2019 Rising Star: Brian Giebink, AIA, EDAC, LEED AP BD+C, architect, behavioral health planner, HDR (Minneapolis)

Brian Giebink began working for HDR shortly after graduating from the University of Kansas, later relocating to Minnesota to work specifically in healthcare. There, he had the opportunity to become involved in several significant behavioral health projects across North America. While working on these projects, Giebink discovered the intricacies and challenges related to designing therapeutic, safe, and restorative behavioral health environments, which inspired him to focus his energy on behavioral health design and planning. Currently, he leads the behavioral health design studio at HDR and shares his knowledge through various conferences and events.

Healthcare Design: What drew you to a career in healthcare design?
Giebink: I had an internship with a design firm while an undergrad that introduced me to the idea of healthcare design. The experience inspired me to enroll in the University of Kansas Health and Wellness Design program. There, I learned about the complex nature of healthcare facilities and the opportunity within healthcare design to make a positive and lasting impact on people’s lives. Working alongside some of the world’s best healthcare architects and designers at HDR early in my career sealed the deal, and now I can see the impact our design work has every day.

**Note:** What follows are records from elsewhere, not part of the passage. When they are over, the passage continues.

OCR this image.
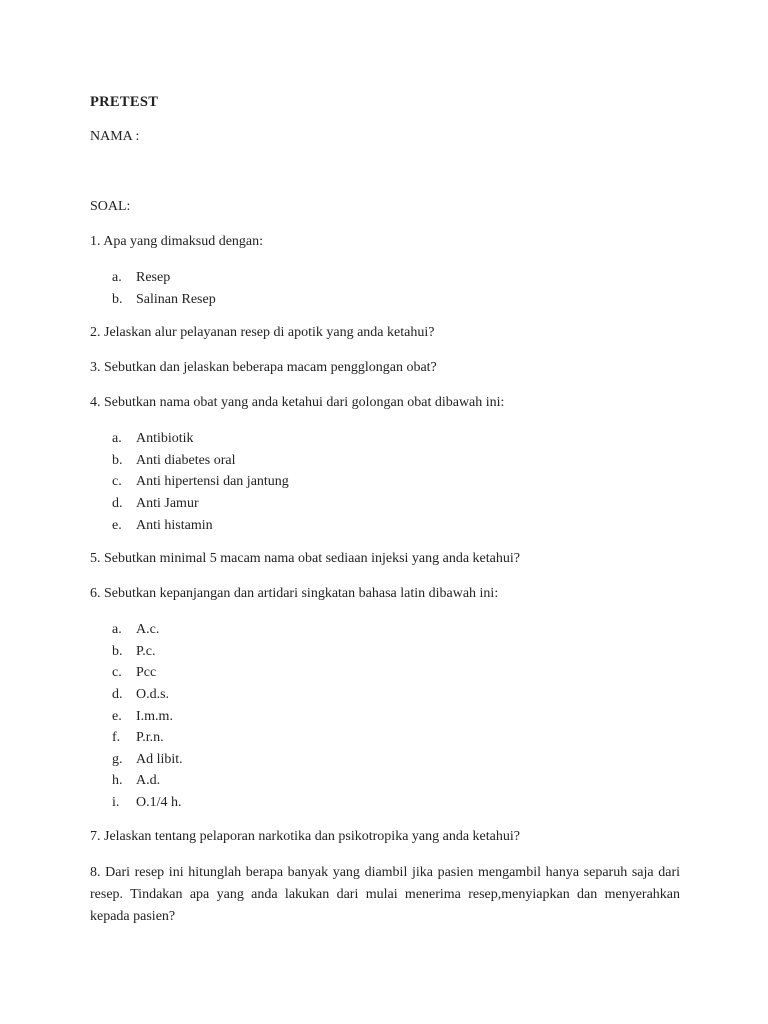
PRETEST
NAMA :
SOAL:
1. Apa yang dimaksud dengan:
a. Resep
b. Salinan Resep
2. Jelaskan alur pelayanan resep di apotik yang anda ketahui?
3. Sebutkan dan jelaskan beberapa macam pengglongan obat?
4. Sebutkan nama obat yang anda ketahui dari golongan obat dibawah ini:
a. Antibiotik
b. Anti diabetes oral
c. Anti hipertensi dan jantung
d. Anti Jamur
e. Anti histamin
5. Sebutkan minimal 5 macam nama obat sediaan injeksi yang anda ketahui?
6. Sebutkan kepanjangan dan artidari singkatan bahasa latin dibawah ini:
a. A.c.
b. P.c.
c. Pcc
d. O.d.s.
e. I.m.m.
f. P.r.n.
g. Ad libit.
h. A.d.
i. O.1/4 h.
7. Jelaskan tentang pelaporan narkotika dan psikotropika yang anda ketahui?
8. Dari resep ini hitunglah berapa banyak yang diambil jika pasien mengambil hanya separuh saja dari resep. Tindakan apa yang anda lakukan dari mulai menerima resep,menyiapkan dan menyerahkan kepada pasien?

What’s one recent project that you’re most proud of?
Some of the most rewarding work is when my background in behavioral health design has an influence on spaces outside of the traditional healthcare setting. One example is a new K-6 school we designed for Spero Academy in Minneapolis that excels in providing special education services to children with autism and other learning disabilities. As the lead design architect, I worked closely with our design team, Spero Academy, and the contractor to ensure the building was safe, durable, comfortable, and inclusive for the student population. The success we’ve seen at Spero Academy perfectly illustrates why we need to be mindful of all abilities and disabilities in every space we design.

What do you think is the number one issue facing the healthcare design industry in 2019?
From a behavioral health perspective, I think access to quality, timely, and appropriate care is the number one issue facing the healthcare industry right now. In almost all of the projects I’ve worked on lately, there’s an underlying issue of access to care that these new projects are trying to address. The challenge is that the gaps in care are so large and profit margins so slim that even the most thoughtful solutions, while significantly improving quality and access, are only filling a small part of the larger gaps in our communities. Because of limited or no access to appropriate care in many communities, people with mental and behavioral health disorders receive care in settings that are ill-equipped or inappropriate for their specific health needs.

What’s one idea you have for overcoming that problem?
Specifically related to behavioral healthcare, the number of people suffering from untreated mental health and substance abuse disorders is daunting because of a lack of access to both care and proper facilities. We need to align the right teams of stakeholders, influencers, and decision-makers to work together to develop solutions in every community that will fill gaps in the continuum of care. Depending on need, this could mean an entire campus or a single building that integrates components of housing, education, community engagement, medical and behavioral healthcare, and long-term care. While we’ve seen a few communities around the country start to do this, we need to expand on what has been done to build a model that’s repeatable, adaptable, and affordable so every community can provide access to the full continuum of care.